TEX101 is shed from the surface of sperm located in the caput epididymidis of the mouse.

It is generally believed that cell-to-cell cross-talk and signal transduction are mediated by cell surface molecules that play diverse and important regulatory roles in spermatogenesis and fertilization. Recently, we identified a novel plasma membrane-associated protein, TES101-reactive protein (TES101RP, or TEX101), on mouse testicular germ cells. In this study, we investigate Tex101 mRNA expression in the adult mouse testis using in situ hybridization, and we examine the fate of TEX101 during sperm transport by immunohistochemical and Western blot analyses. Tex101 mRNA was expressed in a stage-specific manner in spermatocytes and in step 1-9 spermatids of the testis, but not in spermatogonia. Although the TEX101 protein remained on the cell surfaces of step 10-16 spermatids and testicular sperm, it was shed from epididymal sperm located in the caput epididymidis. The results of this study provide additional information on germ cell-specific TEX101 expression during spermatogenesis and post-testicular sperm maturation.

Sexually dimorphic expression of the novel germ cell antigen TEX101 during mouse gonad development.

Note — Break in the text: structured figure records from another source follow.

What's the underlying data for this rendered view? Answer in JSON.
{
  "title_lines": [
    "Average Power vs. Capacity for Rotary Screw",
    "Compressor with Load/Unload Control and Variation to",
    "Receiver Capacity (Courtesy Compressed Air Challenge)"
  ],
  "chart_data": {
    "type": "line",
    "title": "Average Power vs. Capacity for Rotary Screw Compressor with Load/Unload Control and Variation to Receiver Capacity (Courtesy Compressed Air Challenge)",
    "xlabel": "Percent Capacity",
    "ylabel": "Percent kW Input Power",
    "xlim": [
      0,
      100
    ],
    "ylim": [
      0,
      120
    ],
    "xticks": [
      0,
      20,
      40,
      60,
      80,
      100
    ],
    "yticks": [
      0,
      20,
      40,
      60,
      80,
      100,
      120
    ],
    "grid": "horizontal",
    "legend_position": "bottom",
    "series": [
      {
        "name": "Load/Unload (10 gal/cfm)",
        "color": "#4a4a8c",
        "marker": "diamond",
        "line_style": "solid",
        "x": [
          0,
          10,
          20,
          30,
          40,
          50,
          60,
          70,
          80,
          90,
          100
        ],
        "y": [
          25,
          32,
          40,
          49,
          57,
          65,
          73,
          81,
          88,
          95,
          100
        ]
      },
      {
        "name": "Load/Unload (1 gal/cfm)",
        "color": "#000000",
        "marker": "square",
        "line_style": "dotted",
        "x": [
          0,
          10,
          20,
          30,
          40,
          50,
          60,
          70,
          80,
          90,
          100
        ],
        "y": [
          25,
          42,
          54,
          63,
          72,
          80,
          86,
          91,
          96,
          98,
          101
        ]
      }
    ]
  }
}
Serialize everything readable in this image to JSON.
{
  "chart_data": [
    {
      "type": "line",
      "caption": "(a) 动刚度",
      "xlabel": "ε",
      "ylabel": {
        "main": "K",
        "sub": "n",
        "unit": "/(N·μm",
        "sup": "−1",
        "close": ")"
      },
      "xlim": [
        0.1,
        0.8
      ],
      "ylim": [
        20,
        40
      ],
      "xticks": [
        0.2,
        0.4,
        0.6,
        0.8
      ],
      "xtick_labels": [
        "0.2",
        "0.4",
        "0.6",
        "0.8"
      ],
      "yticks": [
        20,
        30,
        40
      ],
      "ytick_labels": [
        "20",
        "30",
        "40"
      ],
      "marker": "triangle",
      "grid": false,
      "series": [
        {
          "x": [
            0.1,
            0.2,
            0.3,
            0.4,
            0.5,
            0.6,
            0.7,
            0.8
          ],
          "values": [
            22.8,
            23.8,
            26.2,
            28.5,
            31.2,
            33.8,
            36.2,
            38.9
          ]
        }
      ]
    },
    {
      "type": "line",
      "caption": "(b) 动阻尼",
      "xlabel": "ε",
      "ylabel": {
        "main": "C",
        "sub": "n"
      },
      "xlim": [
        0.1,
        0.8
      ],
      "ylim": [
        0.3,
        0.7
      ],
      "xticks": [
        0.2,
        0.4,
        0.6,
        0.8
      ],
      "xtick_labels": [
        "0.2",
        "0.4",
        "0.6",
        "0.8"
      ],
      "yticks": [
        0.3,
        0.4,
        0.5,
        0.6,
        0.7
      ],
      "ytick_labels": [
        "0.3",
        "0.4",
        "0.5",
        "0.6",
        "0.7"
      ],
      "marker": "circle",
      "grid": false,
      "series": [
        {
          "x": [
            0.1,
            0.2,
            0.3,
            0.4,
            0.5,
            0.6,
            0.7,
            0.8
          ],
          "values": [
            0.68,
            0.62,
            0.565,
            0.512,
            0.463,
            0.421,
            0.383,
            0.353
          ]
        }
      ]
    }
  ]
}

Prospermatogonia, or gonocytes, are the cells that differentiate from primordial germ cells to the first mature type of spermatogonia in the developing testis. Although prospermatogonia play a central role in this stage (i.e., prespermatogenesis), the details regarding their characterization have not been fully elucidated. Recently, we identified a novel mouse testicular germ cell-specific antigen, TES101 reactive protein (TES101RP), in the adult mouse testis. The protein TES101RP is also designated as protein TEX101. In the present study, we investigated the expression of TEX101 on germ cells in developing mouse gonads using histochemical techniques (i.e., immunohistochemistry, BrdU labeling, and TUNEL staining) and reverse transcription-polymerase chain reaction. TEX101 appeared on germ cells in both male and female gonads after the pregonadal period. In the testis, TEX101 was expressed constitutively on surviving prospermatogonia during prespermatogenesis. After the initiation of spermatogenesis, the prospermatogonia differentiated into spermatogonia. TEX101 expression disappeared from the spermatogonia, but reappeared on spermatocytes and spermatids. In the ovary, TEX101 was expressed on germ cells until the start of folliculogenesis; TEX101 was not detected on oocytes that were surrounded by follicular cells. These findings indicate that TEX101 is a specific marker for both male and female germ cells during gonadal development. Because the on and off switching of TEX101 expression in germ cells almost parallels the kinetics of gametogenesis, TEX101 may play an important physiological role in germ cell development.